Tous les mois la rédaction de Maze se penche sur un film culte. La dernière fois, nous avons retrouvé Les Deux Anglaises et le Continent de François Truffaut. Un bond dix ans après pour se pencher sur l’oeuvre mythique du Paris nord des 80’s Neige (1981), avec à la caméra le duo Juliet Berto et Jean-Henri Roger.

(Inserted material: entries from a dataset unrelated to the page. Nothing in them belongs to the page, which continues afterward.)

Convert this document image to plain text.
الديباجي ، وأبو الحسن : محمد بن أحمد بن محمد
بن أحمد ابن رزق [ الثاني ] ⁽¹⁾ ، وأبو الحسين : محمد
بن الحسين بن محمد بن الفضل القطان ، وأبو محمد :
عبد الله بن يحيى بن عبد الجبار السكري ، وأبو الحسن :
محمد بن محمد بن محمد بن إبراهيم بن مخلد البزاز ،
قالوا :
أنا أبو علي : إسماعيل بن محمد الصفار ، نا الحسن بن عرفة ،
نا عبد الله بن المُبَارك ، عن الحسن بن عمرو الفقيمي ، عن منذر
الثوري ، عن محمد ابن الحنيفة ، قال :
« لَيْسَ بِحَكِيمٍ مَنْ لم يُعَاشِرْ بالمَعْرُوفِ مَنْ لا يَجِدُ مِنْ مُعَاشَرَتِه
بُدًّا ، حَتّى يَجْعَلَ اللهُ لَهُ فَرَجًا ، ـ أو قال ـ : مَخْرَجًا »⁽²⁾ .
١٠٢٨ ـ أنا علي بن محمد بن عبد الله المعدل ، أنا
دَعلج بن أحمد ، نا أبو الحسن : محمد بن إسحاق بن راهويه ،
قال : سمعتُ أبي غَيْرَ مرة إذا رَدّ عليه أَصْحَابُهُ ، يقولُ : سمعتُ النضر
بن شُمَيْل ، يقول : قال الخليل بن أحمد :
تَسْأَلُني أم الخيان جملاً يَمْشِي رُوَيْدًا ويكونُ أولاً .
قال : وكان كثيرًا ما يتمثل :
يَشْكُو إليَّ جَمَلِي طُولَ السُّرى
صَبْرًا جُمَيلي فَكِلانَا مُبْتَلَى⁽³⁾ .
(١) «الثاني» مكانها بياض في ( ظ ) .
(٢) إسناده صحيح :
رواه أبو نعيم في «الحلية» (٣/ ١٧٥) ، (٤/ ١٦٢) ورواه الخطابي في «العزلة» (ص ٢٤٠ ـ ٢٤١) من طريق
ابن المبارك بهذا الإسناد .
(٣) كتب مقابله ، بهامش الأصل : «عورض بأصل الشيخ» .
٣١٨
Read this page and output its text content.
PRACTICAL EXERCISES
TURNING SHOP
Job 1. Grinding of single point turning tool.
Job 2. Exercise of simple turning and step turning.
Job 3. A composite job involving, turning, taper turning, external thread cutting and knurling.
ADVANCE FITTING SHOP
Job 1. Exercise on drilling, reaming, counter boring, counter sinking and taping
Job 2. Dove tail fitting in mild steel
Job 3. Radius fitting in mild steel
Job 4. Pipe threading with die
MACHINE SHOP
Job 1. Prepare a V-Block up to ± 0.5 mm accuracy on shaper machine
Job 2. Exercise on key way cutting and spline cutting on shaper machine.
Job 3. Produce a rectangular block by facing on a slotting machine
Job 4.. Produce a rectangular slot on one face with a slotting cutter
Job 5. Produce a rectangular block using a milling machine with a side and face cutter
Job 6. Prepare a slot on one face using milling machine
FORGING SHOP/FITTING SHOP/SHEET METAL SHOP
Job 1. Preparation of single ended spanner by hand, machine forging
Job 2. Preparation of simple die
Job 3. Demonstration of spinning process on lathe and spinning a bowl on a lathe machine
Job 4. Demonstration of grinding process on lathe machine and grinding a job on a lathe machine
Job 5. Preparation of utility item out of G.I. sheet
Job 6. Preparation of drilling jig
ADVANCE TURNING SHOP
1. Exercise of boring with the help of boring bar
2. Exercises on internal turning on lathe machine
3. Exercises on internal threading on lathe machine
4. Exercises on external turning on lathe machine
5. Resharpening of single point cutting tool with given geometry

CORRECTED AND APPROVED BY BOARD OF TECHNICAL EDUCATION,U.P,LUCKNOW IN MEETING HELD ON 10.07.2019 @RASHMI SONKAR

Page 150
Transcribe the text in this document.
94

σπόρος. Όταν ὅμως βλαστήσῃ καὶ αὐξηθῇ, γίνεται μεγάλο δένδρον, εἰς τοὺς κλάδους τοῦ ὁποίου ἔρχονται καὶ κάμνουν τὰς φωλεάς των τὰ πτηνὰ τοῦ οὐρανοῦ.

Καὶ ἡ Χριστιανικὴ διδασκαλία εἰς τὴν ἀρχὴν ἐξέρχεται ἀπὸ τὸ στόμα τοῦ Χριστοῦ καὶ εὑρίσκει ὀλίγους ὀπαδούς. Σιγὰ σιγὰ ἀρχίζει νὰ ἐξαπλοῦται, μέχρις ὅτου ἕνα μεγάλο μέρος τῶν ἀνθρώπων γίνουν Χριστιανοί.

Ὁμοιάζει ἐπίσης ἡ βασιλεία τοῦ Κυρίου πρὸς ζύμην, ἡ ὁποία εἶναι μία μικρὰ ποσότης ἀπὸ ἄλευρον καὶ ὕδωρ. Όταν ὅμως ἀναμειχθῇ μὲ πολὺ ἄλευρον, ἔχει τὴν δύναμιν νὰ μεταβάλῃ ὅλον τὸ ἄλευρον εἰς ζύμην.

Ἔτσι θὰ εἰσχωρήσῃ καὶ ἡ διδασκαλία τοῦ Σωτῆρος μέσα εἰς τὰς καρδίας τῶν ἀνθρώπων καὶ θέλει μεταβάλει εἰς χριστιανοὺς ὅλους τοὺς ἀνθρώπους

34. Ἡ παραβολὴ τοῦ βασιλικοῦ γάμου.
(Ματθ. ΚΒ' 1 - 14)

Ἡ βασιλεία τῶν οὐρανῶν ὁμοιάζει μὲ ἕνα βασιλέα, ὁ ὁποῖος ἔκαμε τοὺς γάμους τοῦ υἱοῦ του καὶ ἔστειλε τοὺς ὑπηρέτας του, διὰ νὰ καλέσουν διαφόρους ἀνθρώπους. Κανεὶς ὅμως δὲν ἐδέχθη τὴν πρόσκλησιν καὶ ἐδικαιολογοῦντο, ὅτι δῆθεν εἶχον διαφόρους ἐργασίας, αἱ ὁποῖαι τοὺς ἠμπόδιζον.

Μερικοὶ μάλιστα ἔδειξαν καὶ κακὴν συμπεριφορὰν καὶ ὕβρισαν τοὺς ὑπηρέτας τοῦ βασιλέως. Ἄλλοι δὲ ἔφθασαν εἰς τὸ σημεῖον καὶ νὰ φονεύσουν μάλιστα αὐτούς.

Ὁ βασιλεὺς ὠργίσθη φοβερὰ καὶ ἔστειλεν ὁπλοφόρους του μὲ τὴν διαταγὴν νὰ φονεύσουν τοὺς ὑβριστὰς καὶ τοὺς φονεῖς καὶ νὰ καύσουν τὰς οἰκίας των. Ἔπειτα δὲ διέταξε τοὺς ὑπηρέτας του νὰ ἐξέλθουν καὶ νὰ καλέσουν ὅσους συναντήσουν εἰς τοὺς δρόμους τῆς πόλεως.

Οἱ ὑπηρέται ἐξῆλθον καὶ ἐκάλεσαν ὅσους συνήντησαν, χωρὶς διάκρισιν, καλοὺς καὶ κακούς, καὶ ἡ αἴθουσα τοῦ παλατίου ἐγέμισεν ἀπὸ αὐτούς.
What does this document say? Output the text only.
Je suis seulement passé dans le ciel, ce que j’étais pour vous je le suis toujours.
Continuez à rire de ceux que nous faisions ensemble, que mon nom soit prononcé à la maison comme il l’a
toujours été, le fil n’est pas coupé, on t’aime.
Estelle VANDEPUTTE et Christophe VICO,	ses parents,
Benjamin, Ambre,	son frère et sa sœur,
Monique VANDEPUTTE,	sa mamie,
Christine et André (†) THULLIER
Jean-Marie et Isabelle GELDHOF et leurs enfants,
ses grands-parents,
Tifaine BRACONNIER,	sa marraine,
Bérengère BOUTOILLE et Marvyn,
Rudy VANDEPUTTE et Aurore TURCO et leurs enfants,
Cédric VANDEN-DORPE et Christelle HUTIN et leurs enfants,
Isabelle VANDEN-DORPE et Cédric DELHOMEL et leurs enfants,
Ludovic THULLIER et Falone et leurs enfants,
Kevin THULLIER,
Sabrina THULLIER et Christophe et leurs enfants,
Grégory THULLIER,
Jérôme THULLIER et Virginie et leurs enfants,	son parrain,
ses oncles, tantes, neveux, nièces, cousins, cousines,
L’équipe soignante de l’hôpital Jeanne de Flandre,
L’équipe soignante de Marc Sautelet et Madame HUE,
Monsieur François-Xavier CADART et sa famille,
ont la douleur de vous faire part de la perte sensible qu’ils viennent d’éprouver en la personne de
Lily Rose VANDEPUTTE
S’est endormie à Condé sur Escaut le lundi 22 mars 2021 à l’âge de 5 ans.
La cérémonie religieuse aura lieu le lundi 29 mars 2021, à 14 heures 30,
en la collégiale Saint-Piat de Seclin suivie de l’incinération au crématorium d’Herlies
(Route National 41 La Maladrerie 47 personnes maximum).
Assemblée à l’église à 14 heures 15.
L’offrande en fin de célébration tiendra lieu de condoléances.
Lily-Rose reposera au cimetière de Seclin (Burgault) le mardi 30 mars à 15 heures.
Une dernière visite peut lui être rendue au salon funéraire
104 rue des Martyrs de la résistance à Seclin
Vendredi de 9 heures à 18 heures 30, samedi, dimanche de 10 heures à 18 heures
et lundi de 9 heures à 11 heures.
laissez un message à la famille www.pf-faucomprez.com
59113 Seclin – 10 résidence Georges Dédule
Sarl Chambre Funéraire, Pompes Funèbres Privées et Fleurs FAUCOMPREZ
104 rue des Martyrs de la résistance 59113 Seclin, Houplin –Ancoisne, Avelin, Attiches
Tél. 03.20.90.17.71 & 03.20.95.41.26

Néons roses et rouges, corps qui se déhanchent, entrées sombres et cachées des bars dansants, sous l’enseigne lumineuse de l’emblématique Tati, la population du boulevard Barbès évolue, plus docile la journée, mais indomptable la nuit tombée. Avant d’être un film sur ses habitants, Neige est aussi le portrait de cette emblématique avenue et du bouillonnement culturel, populaire, et festif qui l’animait. Sous la bande-son entraînante de Bernard Lavilliers, les travestis croisent les projectionnistes de cinémas de quartier, les flics coursent les dealers, et le coeur du quartier, battant aux tempos de la musique, se déchiffre en quatre lettres : TATI. Il ne s’arrête pas et laisse les personnages s’échouer à ses portes , conscient de l’emprise de la ville, sur ceux qui l’habitent.
Parmi eux, Anita (Juliet Berto), barmaid qui connait les rues comme sa poche. Elle les arpente avec son compagnon le pasteur Jocko (Robert Liensol) et Willy (Jean-François Stévenin) boxeur amoureux d’elle. Mais surtout, elle s’y engouffre pour suivre à la trace Bobby, jeune dealer qu’elle s’est promise de protéger et dont les activités l’inquiètent. Lorsque Bobby tombe, Anita doit faire face à son échec mais aussi au nouveau problème qui surgit : les consommateurs sont en quête de poudre et ne parviennent pas à gérer le manque. Anita décide de les aider, secondée de ses deux amis, notamment lorsqu’une addict transgenre la sollicite.
Modernisme et contemporanité
Avec ses airs de thriller et de film noir, Neige plonge dans des courses poursuites sans fin, jusqu’à parvenir à plusieurs dénouements, traduits par des meurtres. Mais on pourrait aussi l’assimiler au genre du documentaire, dans la volonté des auteur.ices de dévoiler l’atmosphère du Pigalle des années 80. Festive certes, mais aussi rongée par la drogue, par les règlements de compte et par une police violente et peu concernée. Le regard envers ses protégés.es, qu’ils soient clean ou non, est extrêmement bienveillant. Juliet Berto et Jean-Henri Roger, eux-mêmes habitants du quartier, y explorent les moindres recoins et sont dans un exercice plus démonstratif et politique qu’esthétique. La diversité culturelle est un facteur qui caractérise l’oeuvre, et qui offre un point de bascule aux films de la Nouvelle Vague très normés qu’on voyait jusqu’alors.
Pour saisir les subtilités de la population représentée, le choix des acteur.ices fonctionne : Juliet Berto est énigmatique, douce, toujours habitée par cette lueur d’inquiétude. Willy campé par Jean-François Stévenin, grand timide qui se défoule sur le ring et qui ne comprend pas pourquoi les deux autres veulent venir en aide aux plus démunis. Pourtant c’est par amour et avec beaucoup de courage qu’il s’embarque avec eux, au risque de sa vie. Les démunis, ceux qui peuplent le boulevard, sont la force même de l’oeuvre qui leur offre un sublime hommage. Décalés, sensibles, pris au désespoir, captifs de cette neige qui les maintient à la surface, ces figures que l’on croise bien trop souvent sur le pas des sex shops sont mis à l’honneur. Mis à l’honneur dans un élan passionnel, pour ce Pigalle mystérieux et vibrant d’amour.